S’agissant des dépens de la présente instance, ils seront mis à la charge de [V] [L], qui succombe.
Sur les frais irrépétibles
En application de l’article 700 1° du code de procédure civile, dans toutes les instances, le juge condamne la partie tenue aux dépens ou la partie perdante à payer à l’autre partie la somme qu’il détermine au titre des frais exposés et non compris dans les dépens. Le juge tient compte de l’équité ou de la situation économique de la partie condamnée. Il peut, même d’office, pour des raisons tirées des mêmes considérations, dire qu’il n’y a lieu à condamnation.

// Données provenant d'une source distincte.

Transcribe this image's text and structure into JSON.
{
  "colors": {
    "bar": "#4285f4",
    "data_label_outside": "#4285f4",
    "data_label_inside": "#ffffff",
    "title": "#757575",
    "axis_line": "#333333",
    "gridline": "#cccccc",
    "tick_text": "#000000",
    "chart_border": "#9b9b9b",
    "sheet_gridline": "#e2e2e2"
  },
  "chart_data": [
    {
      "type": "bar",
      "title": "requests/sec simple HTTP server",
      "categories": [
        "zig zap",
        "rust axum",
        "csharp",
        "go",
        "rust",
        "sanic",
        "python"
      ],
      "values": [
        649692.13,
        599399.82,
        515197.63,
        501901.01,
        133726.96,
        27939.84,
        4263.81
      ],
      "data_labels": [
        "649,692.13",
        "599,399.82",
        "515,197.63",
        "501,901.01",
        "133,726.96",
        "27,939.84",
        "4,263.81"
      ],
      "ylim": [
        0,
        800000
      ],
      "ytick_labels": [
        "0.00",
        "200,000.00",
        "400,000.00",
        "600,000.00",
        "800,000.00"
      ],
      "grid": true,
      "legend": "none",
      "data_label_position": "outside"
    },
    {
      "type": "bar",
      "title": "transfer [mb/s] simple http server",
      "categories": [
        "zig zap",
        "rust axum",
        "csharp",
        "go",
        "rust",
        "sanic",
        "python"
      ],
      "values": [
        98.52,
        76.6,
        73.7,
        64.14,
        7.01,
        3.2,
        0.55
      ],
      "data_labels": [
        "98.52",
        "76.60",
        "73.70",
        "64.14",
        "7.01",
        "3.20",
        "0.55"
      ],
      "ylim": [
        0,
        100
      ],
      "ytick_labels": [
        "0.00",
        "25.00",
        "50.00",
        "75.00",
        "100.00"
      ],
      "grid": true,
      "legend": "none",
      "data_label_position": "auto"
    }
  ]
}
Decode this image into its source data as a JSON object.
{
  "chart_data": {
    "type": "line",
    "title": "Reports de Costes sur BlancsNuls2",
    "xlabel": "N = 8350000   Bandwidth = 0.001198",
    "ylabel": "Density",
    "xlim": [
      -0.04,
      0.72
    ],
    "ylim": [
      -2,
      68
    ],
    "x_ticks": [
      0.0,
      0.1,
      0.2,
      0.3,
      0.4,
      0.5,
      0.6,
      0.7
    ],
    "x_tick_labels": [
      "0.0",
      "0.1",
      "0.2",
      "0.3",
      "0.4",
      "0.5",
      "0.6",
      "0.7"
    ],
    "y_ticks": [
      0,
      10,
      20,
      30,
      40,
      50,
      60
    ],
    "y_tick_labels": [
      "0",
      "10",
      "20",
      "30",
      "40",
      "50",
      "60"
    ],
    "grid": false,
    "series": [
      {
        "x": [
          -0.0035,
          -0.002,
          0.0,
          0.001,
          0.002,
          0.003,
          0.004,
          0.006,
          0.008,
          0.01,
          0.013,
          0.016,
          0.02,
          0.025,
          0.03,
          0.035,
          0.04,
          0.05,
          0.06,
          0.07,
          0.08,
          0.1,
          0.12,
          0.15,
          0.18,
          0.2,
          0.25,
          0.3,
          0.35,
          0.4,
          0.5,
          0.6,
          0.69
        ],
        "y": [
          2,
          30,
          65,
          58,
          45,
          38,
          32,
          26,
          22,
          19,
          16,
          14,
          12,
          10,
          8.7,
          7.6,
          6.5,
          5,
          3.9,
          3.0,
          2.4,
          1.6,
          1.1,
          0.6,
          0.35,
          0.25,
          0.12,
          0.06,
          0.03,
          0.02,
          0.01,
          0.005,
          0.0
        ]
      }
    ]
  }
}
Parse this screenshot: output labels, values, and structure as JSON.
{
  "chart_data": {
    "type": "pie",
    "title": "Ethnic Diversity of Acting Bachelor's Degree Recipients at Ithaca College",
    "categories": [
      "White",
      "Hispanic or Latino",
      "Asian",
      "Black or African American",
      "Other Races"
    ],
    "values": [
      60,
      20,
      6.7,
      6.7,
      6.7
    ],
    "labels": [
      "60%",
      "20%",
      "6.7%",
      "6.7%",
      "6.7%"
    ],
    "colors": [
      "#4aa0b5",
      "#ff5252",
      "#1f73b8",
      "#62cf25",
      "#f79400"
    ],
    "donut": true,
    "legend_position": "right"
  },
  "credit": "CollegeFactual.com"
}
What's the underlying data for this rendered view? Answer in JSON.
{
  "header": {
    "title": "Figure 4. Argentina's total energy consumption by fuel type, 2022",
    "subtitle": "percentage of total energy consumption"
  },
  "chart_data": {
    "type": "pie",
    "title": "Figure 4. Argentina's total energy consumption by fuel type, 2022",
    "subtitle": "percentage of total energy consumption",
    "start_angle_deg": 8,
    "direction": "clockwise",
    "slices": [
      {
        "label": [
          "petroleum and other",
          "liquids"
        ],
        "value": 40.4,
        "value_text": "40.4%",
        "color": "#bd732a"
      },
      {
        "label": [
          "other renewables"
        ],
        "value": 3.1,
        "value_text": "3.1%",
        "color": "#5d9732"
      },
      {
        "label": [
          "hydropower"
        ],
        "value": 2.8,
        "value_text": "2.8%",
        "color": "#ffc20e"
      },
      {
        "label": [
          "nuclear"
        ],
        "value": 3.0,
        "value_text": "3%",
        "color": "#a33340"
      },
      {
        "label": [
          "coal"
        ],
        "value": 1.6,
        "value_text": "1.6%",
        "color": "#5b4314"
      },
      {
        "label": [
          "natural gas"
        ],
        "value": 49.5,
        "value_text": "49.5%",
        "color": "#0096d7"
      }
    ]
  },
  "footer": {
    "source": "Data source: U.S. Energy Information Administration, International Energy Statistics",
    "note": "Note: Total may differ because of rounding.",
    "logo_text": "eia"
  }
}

En l’espèce, [V] [L], qui supporte les dépens, sera condamné à payer à [I] et [S] [L] une somme qu’il est équitable de fixer à 10 000 euros.
PAR CES MOTIFS
Le tribunal :
Vu le jugement du 3 août 2018 est l’arrêt du 12 janvier 2022,
Vu le procès-verbal de dires établi le 17 avril 2024,
HOMOLOGUE en sa totalité les dispositions du projet de liquidation établi par Me [X] [E] annexé au procès-verbal du 17 avril 2024, deuxième à sixième parties de la première annexe (page 14 à 26),
RENVOIE les parties devant le notaire liquidateur Maître [X] [E] sur les bases ci-dessus rappelées, pour établir l’acte constatant le partage,
DEBOUTE [V] [L] de sa demande d’expertise avant-dire droit :
DEBOUTE [I] et [S] [L] de leur demande indemnitaire ;
DEBOUTE [I] et [S] [L] de leur demande concernant les dépens de la première instance de l’appel ;
CONDAMNE [V] [L] aux entiers dépens de la présente instance ;
CONDAMNE [V] [L] à payer à [I] et [S] [L] unis d’intérêts la somme de 10 000 euros au titre des frais irrépétibles ;
En foi de quoi, le présent jugement a été signé par la Présidente et le greffier.